5. Remediation and Verification

My decisions get encoded into the findings - which option I selected, what I deferred, any notes I left. The remediation agent receives all of this along with the current plan, and produces a revised version with specific patches tied to each finding.

A verification agent then checks that the revisions actually address the findings. If blocking issues remain and we haven't hit the cycle limit, it loops back to remediation. In practice, most plans converge in one or two cycles.

What a Finding Looks Like

This is the review system reviewing plans for its own development - a P1 caught while refactoring Plans.tsx. Each finding explains the issue, then offers ranked options. I pick one, dismiss it, defer it, or write a custom response. That's it - decisions, not analysis.

A finding in Nucleus - the agent explains the issue, offers ranked options, and I choose how to resolve it

Results

Since building this workflow, my experience has been:

  • Plans that go through automated review produce noticeably fewer bugs during implementation. The kinds of issues that used to surface during code review get caught at the plan stage when they're cheap to fix.
  • The human review step takes 5-10 minutes per plan. Most of that is P0/P1 decisions. P2s and P3s take seconds each.
  • Most plans converge in 1-2 review cycles. Occasionally a plan with deep architectural issues needs 4-5.
  • I spend less time in code review because the plan already addressed the detail-level concerns. Code review becomes primarily about whether the implementation matches the plan, which is a much simpler question.

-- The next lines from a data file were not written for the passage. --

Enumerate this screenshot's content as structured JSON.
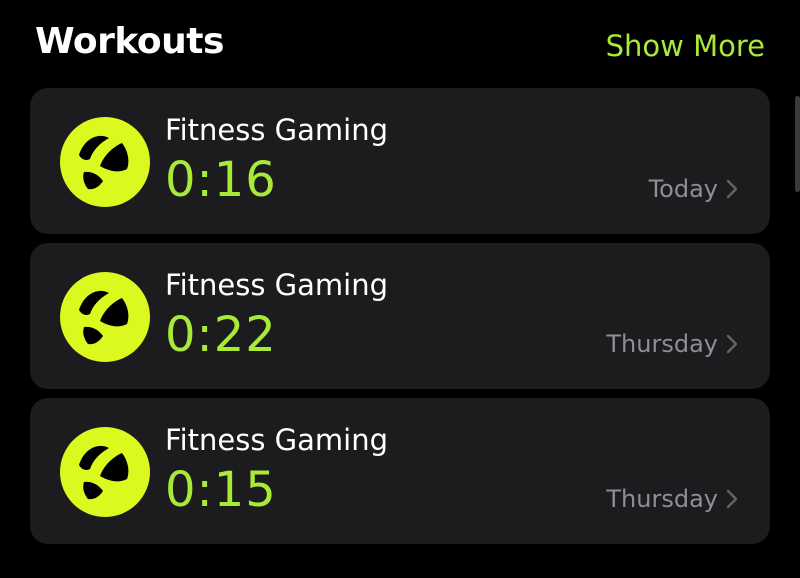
{
  "header": {
    "title": "Workouts",
    "show_more_label": "Show More"
  },
  "workouts": [
    {
      "activity": "Fitness Gaming",
      "duration": "0:16",
      "date": "Today",
      "icon": "fitness-gaming-icon"
    },
    {
      "activity": "Fitness Gaming",
      "duration": "0:22",
      "date": "Thursday",
      "icon": "fitness-gaming-icon"
    },
    {
      "activity": "Fitness Gaming",
      "duration": "0:15",
      "date": "Thursday",
      "icon": "fitness-gaming-icon"
    }
  ],
  "colors": {
    "background": "#000000",
    "card": "#1c1c1e",
    "accent": "#a8ea37",
    "icon": "#dbf81f",
    "secondary_text": "#8e8e93"
  }
}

I'm capturing all the performance data, and rapidly learning which models are better for what - not vibes, actual in-flight evaluations based on every issue flowing through my coding workflows. Expect more on that soon.

The Bigger Picture

The traditional development loop:

Traditional
Write codeReview codeFix codeReview again

The planning loop:

Planning
Write planReview planFix planWrite code

The second version moves the expensive iteration to where changes are cheap.

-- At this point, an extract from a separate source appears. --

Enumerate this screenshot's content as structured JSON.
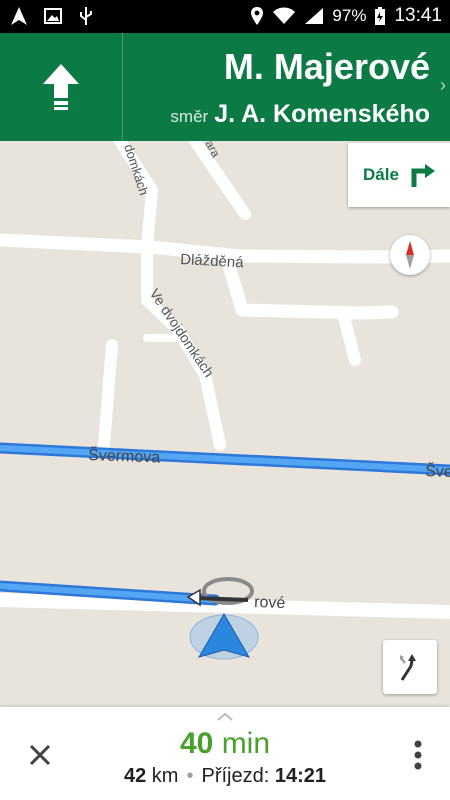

But the real shift is in what humans and agents each do. I'm not reviewing implementation detail - agents do that better than me. I'm making strategic decisions: is this the right approach? Is this complexity justified? Should we even build this? Those are questions that require business context, user empathy, and judgement. Agents don't have those. I do.

Plans are the interface between human judgement and machine thoroughness. If you're spending your review cycles staring at diffs, you're doing the part that agents are better at, and skipping the part that only you can do.